You must apply for assistance before purchasing your eyeglasses. The Belton Lions Club pays the optometrist for your glasses; we do not reimburse you for any amount you paid. If approved, you will be assigned to Dr. Eric Richardson. You must use this optometrist. You will need to select from a group of specified frames which have been approved by the Belton Lions Club.

For further information contact Rex Maynard at 338-7751.

Mail all applications to: Rex Maynard

PO Box 843

Belton, SC 29627

Or bring by Maynard’s Home Furnishings, 725 Anderson Street, Belton, S. C.

SIGHT CONSERVATION COMMITTEE

BELTON LIONS CLUB PO BOX 843 BELTON, SC 29627

Application for financial aid to obtain eyeglasses. Complete entire form. Attach proof of income (Social Security or Disability determination letter or check stub, payroll check stub or W2 form).

Applicant’s Name:___________________________________________ Age:___________

Street Address:________________________________________________________________, Belton, S. C. 29627

How many years have you lived in Belton?_______ Home Phone:_____________ Cell Phone:______________

Parents (if the applicant is a child):_________________________________________________________________

It is important that parents complete the rest of the application with their information.

School Attended (if the applicant is a child):______________________ Grade:________ Teacher:_____________

Are You Married?_______ Name of Spouse:__________________________________________________

Number of children and ages:____________________________________ Are you a single parent?__________

Do you have a job__________? If so, list your employer and income below.
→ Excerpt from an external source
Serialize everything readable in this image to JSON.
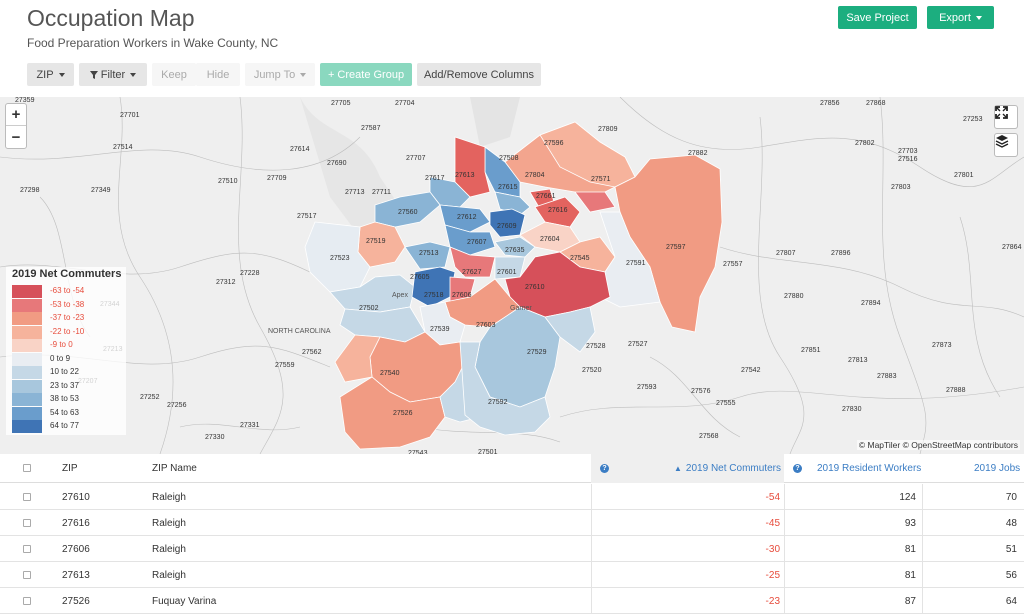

Employer:__________________________________________________ Monthly Income:______________

Does your spouse have a job__________? If so, list their employer and income below.

Spouse’s Employer:__________________________________________ Monthly Income:______________

If you are employed, or are able to work, please explain why assistance is needed (medical hardship, number in family, limited income, other):

_____________________________________________________________________________________________

If you are unemployed, please explain why (retired, disabled, other):_____________________________________

_____________________________________________________________________________________________

If you do not work, what is your monthly income (list the amount beside your source of income):

Social Security *___________ Disability *___________ Retirement___________ Other_________________

* Must attach Social Security or Disability statement

Do you receive food stamps?______ Do you receive Welfare, and so how much per month?____________

Do you receive unemployment, and if so how much per month?_______________

Do you receive child support, and if so how much per month?_________________

Do you smoke?_________ Do you own a car?___________ Monthly Rent or House Payment:_______________

Other Major Expenses:___________________________________________________________________________

Reference (Pastor, Doctor or Friend):______________________________________ Telephone:_______________

Have you ever received aid from the Belton Lions Club?________ If yes, what year (or years)?_____________

I certify the above information is correct and I am not financially able to pay for new eyeglasses.

Date:___________________ ____________________________________________

Applicant

Be sure you complete the form in full and attach proof of income, Social Security statement or Disability determination letter!!!!